Le vol AF447 s’est abîmé en pleine nuit dans l’Atlantique le 1er juin 2009, emportant les vies de ses 228 occupants, alors qu’il traversait en haute altitude la zone météo difficile du front intertropical (FIT), au large du Brésil.
Les sondes de mesure de vitesse Pitot ont alors gelé, entraînant la déconnexion du pilote automatique et la perte des indications de vitesse. Surpris, les pilotes ont perdu le contrôle de l’appareil et n’ont pas pu rattraper son décrochage. L’année précédente, des givrages similaires avaient été recensés à un rythme inédit – 17 cas entre 2003 et 2008, dont neuf en 2008. D’autres seront signalés rétrospectivement après le crash.
Danger sous-estimé?
Le traitement de ces incidents est au cœur des charges pesant sur Airbus et Air France, jugés pour homicides involontaires depuis le 10 octobre à Paris: elles sont soupçonnées d’avoir sous-estimé le danger et de ne pas avoir assez formé et informé les équipages.
En 2008, dans les incidents enregistrés par Air France auprès de la DGAC, l’administration responsable en France, il n’y a pas eu de «point d’alerte particulier lié à un risque de problème grave», déclare Maxime Coffin, directeur du contrôle et de la sécurité jusqu’au 1er janvier 2009. En septembre 2008, cependant, il explique avoir reçu une lettre du patron d’Air Caraïbes, s’alarmant de deux incidents de ce type.

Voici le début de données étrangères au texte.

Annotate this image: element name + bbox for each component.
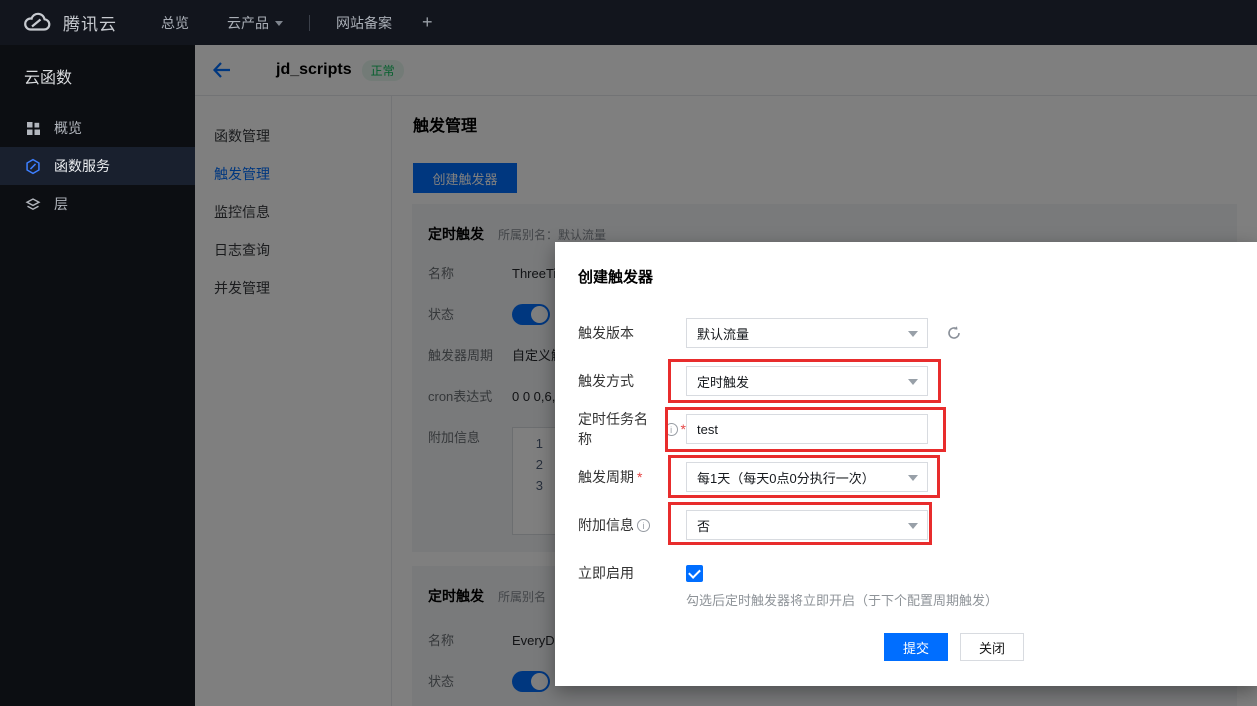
chevron-down-icon [908,331,918,337]
refresh-icon[interactable] [946,325,962,341]
extra-info-select[interactable]: 否 [686,510,928,540]
chevron-down-icon [908,475,918,481]
brand-name: 腾讯云 [63,10,117,35]
trigger-cycle-select[interactable]: 每1天（每天0点0分执行一次） [686,462,928,492]
sidebar-item-label: 函数服务 [54,156,110,176]
top-bar: 腾讯云 总览 云产品 网站备案 + [0,0,1257,45]
select-value: 每1天（每天0点0分执行一次） [697,468,875,487]
required-asterisk: * [637,469,642,485]
enable-now-checkbox[interactable] [686,565,703,582]
tencent-cloud-logo-icon [20,11,52,35]
field-label-trigger-version: 触发版本 [578,323,686,343]
submit-button[interactable]: 提交 [884,633,948,661]
enable-now-helper: 勾选后定时触发器将立即开启（于下个配置周期触发） [686,590,998,609]
close-button[interactable]: 关闭 [960,633,1024,661]
sidebar-item-overview[interactable]: 概览 [0,109,195,147]
select-value: 默认流量 [697,324,749,343]
layers-icon [25,196,41,212]
create-trigger-modal: 创建触发器 触发版本 默认流量 触发方式 定时 [555,242,1257,686]
field-label-trigger-cycle: 触发周期* [578,467,686,487]
product-title: 云函数 [0,45,195,109]
tencent-cloud-console: 腾讯云 总览 云产品 网站备案 + 云函数 概览 函数服务 [0,0,1257,706]
nav-overview[interactable]: 总览 [161,13,189,33]
task-name-input[interactable] [697,422,897,437]
trigger-method-select[interactable]: 定时触发 [686,366,928,396]
select-value: 定时触发 [697,372,749,391]
chevron-down-icon [908,379,918,385]
function-service-icon [25,158,41,174]
sidebar-item-function-service[interactable]: 函数服务 [0,147,195,185]
chevron-down-icon [908,523,918,529]
product-sidebar: 云函数 概览 函数服务 层 [0,45,195,706]
task-name-input-wrap [686,414,928,444]
add-tab-button[interactable]: + [422,12,433,33]
trigger-version-select[interactable]: 默认流量 [686,318,928,348]
grid-icon [25,120,41,136]
nav-website-filing[interactable]: 网站备案 [336,13,392,33]
field-label-enable-now: 立即启用 [578,563,686,583]
sidebar-item-label: 层 [54,194,68,214]
nav-divider [309,15,310,31]
nav-cloud-products[interactable]: 云产品 [227,13,283,33]
sidebar-item-label: 概览 [54,118,82,138]
select-value: 否 [697,516,710,535]
main-region: jd_scripts 正常 函数管理 触发管理 监控信息 日志查询 并发管理 触… [195,45,1257,706]
info-icon [637,519,650,532]
info-icon [665,423,678,436]
field-label-extra-info: 附加信息 [578,515,686,535]
modal-title: 创建触发器 [578,266,653,287]
sidebar-item-layers[interactable]: 层 [0,185,195,223]
field-label-trigger-method: 触发方式 [578,371,686,391]
top-nav: 总览 云产品 网站备案 + [161,12,433,33]
field-label-task-name: 定时任务名称* [578,409,686,449]
brand[interactable]: 腾讯云 [0,10,117,35]
chevron-down-icon [275,21,283,26]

«Il me disait: «Nous, on pense qu’il faut corriger ça en changeant de modèle de sonde et on s’est adressé à Airbus, qui ne nous donne pas des réponses satisfaisantes», décrit-il. On s’est dit: «Il faut qu’on transmette ce courrier à l’Agence européenne de sécurité aérienne (AESA), parce que c’est elle qui pourra intervenir.» À partir de 2003, en effet, une partie des compétences de la DGAC a été transférée à Cologne, en Allemagne, siège de l’agence européenne.
«Tardive et inefficace»
La présidente du tribunal, Sylvie Daunis, rappelle le nombre d’incidents, le fait qu’en 2001 un précédent modèle de sondes avait déjà été interdit, qu’en 2003 un accident de ce type avait fait 26 blessés légers. «Et, malgré cela, vous nous dites, comme d’autres personnes, qu’à cette époque-là il n’y a pas de prise de conscience d’une dangerosité particulière?» s’étonne la magistrate.
«On sait que le constructeur a été informé et qu’il est en train de trouver une solution, et on sait aussi que (…) les équipages ont été informés du problème, répond Bernard Marcou, qui coordonnait alors la surveillance d’Air France à la DGAC. On aboutissait à un niveau de sécurité qu’on jugeait acceptable à l’époque.»
Air Caraïbes, XL Airways, Corsair comme Air France ont, à l’époque, diffusé des notes à leurs équipages – celle d’Air France ayant été qualifiée de «tardive et inefficace» par des experts pendant l’instruction. «Quelle marge de manœuvre avait la DGAC? Est-ce qu’elle pouvait émettre une consigne?» demande la présidente.
«Patate chaude»
«Est-ce qu’on aurait pu faire une consigne opérationnelle, sans doute, mais (…) on savait que les compagnies faisaient ce qu’il convenait de faire et, bien entendu, on avait vérifié que les procédures étaient citées dans les manuels d’exploitation. Pour moi, je pense qu’on a fait exactement ce qui était notre devoir de faire», ajoute-t-il.
Dans la lettre d’Air Caraïbes, «est-ce qu’il n’y a pas plus qu’un clignotant», nécessitant davantage que de «refiler la patate chaude?» questionne notamment Me Alain Jakubowicz pour les parties civiles. «Du tout», estime Maxime Coffin, qui dit avoir agi par souci d’«efficacité». «Il s’agit que l’analyse de la gravité de cette panne soit faite par ceux qui en ont les compétences, et depuis 2003 ce n’est plus nous.»
Ce n’est qu’en mars 2009 que l’AESA répondra à la DGAC: elle décide de ne pas émettre de «consigne de navigabilité», qui aurait obligé le remplacement des sondes par d’autres modèles semblant geler moins souvent. Air Caraïbes l’avait fait par précaution à l’automne 2008; Air France l’engagera à partir d’avril 2009. Les sondes de l’A330 du Rio-Paris n’avaient pas encore été remplacées.